The Feast of Corpus Christi falls on the Thursday after Trinity Sunday and was first proposed by St Thomas Aquinas to create a feast solely focused on the Eucharist. Also known as the Solemnity of the Most Holy Body and Blood of Christ, this feast is also a public holiday in countries around the world.
So what is the history behind the Feast of Corpus Christi, when is it and how is it celebrated? Here’s what you need to know.
When is the Feast of Corpus Christi 2023?
This Christian celebration always takes place on the Thursday after Trinity Sunday, which falls 60 days after Easter or the Sunday immediately after. This year, the Feast of Corpus Christi takes place on Thursday 8 June 2023.
Since Easter is a movable feast, the following celebrations such as Pentecost, Ascension Day and Trinity Sunday move with it. Therefore, Corpus Christi also follows this rule and can change according to the Christian calendar. For this reason, the feast will fall earlier next year, on 30 May 2024.
The earliest possible date for this Feast is 21 May, and the latest is 24 June for those Churches which follow the Gregorian calendar. For those following the Julian Calendar, often known as following Eastern Christianity, it falls on 3 June at the earliest and 7 July at the latest.

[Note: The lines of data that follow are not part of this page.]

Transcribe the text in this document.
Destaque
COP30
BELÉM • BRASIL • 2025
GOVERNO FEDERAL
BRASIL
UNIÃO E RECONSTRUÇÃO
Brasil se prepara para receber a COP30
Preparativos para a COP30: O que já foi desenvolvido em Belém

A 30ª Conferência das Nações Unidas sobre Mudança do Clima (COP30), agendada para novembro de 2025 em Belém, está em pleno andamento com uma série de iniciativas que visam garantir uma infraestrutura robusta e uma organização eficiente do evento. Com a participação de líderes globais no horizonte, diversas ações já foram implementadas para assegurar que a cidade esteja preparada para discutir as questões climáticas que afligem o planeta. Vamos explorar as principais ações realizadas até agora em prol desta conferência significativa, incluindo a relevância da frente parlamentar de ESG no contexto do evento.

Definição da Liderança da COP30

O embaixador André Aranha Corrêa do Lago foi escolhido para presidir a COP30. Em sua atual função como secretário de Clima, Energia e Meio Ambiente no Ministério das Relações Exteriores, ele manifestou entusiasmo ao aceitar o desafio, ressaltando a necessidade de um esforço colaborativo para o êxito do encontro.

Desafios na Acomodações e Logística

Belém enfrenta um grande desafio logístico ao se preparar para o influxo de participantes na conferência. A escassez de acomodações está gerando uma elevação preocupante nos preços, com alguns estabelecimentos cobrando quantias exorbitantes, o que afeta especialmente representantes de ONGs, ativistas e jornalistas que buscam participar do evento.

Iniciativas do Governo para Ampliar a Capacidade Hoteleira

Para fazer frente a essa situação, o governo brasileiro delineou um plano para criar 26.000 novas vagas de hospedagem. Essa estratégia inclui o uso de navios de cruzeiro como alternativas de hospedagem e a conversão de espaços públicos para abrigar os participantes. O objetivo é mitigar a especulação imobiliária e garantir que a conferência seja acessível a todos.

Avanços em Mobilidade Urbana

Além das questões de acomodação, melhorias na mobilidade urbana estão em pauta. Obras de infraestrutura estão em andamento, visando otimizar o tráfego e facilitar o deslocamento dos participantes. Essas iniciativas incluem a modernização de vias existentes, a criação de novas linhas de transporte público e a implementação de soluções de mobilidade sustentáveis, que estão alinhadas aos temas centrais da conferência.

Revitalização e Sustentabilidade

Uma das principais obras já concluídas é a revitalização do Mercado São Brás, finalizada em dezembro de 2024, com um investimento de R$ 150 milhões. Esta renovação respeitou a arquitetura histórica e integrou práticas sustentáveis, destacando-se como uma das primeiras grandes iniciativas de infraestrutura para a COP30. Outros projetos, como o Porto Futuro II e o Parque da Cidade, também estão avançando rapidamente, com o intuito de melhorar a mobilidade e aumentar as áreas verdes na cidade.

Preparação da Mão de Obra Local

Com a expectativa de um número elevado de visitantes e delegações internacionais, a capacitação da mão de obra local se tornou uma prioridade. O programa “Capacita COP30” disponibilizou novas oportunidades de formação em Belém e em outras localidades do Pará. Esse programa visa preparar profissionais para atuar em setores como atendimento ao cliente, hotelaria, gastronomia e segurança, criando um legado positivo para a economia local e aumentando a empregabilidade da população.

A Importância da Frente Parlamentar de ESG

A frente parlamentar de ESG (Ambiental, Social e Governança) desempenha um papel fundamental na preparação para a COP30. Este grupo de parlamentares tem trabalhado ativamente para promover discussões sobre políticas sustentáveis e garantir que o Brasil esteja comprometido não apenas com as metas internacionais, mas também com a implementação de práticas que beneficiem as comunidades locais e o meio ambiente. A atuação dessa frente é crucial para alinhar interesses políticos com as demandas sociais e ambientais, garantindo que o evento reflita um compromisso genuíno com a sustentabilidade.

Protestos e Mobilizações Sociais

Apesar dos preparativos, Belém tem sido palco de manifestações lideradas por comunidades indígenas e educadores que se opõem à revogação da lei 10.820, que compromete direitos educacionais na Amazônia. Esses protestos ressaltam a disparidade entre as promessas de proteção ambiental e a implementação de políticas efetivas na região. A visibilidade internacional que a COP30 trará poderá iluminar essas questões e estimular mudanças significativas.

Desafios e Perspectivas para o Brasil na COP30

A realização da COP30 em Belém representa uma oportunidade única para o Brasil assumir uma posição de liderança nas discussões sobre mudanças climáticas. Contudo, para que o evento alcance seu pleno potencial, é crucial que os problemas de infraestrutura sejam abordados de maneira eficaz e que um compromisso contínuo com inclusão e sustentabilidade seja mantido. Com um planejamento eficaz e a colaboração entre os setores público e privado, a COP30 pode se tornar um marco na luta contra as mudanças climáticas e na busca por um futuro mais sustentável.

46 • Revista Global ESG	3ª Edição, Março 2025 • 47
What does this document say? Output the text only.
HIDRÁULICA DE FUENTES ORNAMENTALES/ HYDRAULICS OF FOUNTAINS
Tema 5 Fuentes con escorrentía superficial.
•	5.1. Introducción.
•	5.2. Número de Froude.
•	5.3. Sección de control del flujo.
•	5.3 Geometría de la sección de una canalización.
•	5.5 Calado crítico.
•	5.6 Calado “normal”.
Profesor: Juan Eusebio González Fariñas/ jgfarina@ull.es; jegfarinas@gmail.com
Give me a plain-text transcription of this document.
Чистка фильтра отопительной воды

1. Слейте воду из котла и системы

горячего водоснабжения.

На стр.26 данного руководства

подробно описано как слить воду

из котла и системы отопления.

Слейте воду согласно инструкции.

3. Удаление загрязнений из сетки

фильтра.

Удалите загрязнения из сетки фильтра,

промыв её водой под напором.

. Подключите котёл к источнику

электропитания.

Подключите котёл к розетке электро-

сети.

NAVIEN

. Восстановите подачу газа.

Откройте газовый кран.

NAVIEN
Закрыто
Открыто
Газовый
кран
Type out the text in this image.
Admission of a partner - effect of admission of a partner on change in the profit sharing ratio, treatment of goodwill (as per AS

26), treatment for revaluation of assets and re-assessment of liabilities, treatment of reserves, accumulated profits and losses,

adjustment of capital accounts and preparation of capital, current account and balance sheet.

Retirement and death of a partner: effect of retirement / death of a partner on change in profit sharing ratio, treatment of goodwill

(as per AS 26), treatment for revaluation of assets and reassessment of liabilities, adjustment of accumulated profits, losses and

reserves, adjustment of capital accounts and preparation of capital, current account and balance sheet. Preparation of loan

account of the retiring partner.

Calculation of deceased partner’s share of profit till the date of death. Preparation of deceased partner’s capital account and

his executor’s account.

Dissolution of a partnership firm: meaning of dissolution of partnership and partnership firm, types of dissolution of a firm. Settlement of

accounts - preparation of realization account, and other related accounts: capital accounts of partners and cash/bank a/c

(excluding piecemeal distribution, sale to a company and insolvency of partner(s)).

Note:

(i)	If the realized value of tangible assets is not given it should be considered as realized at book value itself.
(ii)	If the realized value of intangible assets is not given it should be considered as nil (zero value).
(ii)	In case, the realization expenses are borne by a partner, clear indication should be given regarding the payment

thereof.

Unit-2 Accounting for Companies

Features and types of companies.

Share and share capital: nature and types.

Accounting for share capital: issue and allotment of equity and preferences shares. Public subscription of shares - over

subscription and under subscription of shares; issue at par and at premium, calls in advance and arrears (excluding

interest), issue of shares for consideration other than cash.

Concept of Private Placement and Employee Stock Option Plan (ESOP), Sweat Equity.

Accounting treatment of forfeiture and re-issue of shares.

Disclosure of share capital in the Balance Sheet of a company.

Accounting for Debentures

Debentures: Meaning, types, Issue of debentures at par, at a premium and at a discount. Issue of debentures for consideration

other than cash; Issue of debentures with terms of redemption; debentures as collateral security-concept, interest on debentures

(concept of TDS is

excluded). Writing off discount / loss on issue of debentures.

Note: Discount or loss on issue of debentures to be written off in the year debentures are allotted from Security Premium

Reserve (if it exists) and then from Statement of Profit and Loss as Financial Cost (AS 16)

The history of the Feast of Corpus Christi
The feast, although now a vital part of the Christian calendar, was initially created after around 40 years of work from Juliana of Liege, a 13th century canoness (a religious woman living a simple life). Juliana wanted to create a feast outside of Lent in honour of the Blessed Sacrament and had a vision of Christ where she was instructed to plead for the institution of Corpus Christi.
For 20 years she kept that vision a secret, and it was in 1246 when Bishop Robert ordered the celebration to take place on the Thursday after Trinity Sunday every year. This was done during a time when bishops could order feasts in their dioceses (their district).
When Jacques Pantaléon of Troyes came to visit the district, he was won over to the cause of the Feast, and when he became pope in 1264, as Pope Urban IV, he instituted the feast for the entire Latin Church. However, it only became a widespread celebration in 1317, after being promoted by Pope John XXII - his successor.
How is the Feast of Corpus Christi celebrated?
The Feast is celebrated around the world, and in many countries is a holy day of obligation to participate in Mass. This is one of five events where a Bishop is not allowed to be away from their diocese unless for an emergency. During this celebration, many communities hold a procession with prayers and singing to honour the Blessed Sacrament in the Catholic Church.
However, in the Church of England, the celebration of Corpus Christi was abolished in 1548 but the day is marked as a day of Thanksgiving. However, in England before the abolishment, people would perform mystery plays.
In combination with folk traditions, around the world, people create flower wreaths for prayers and protection for the upcoming harvest. Prayers and church services take place across countries such as Austria, Brazil, Haiti, Mexico and Peru.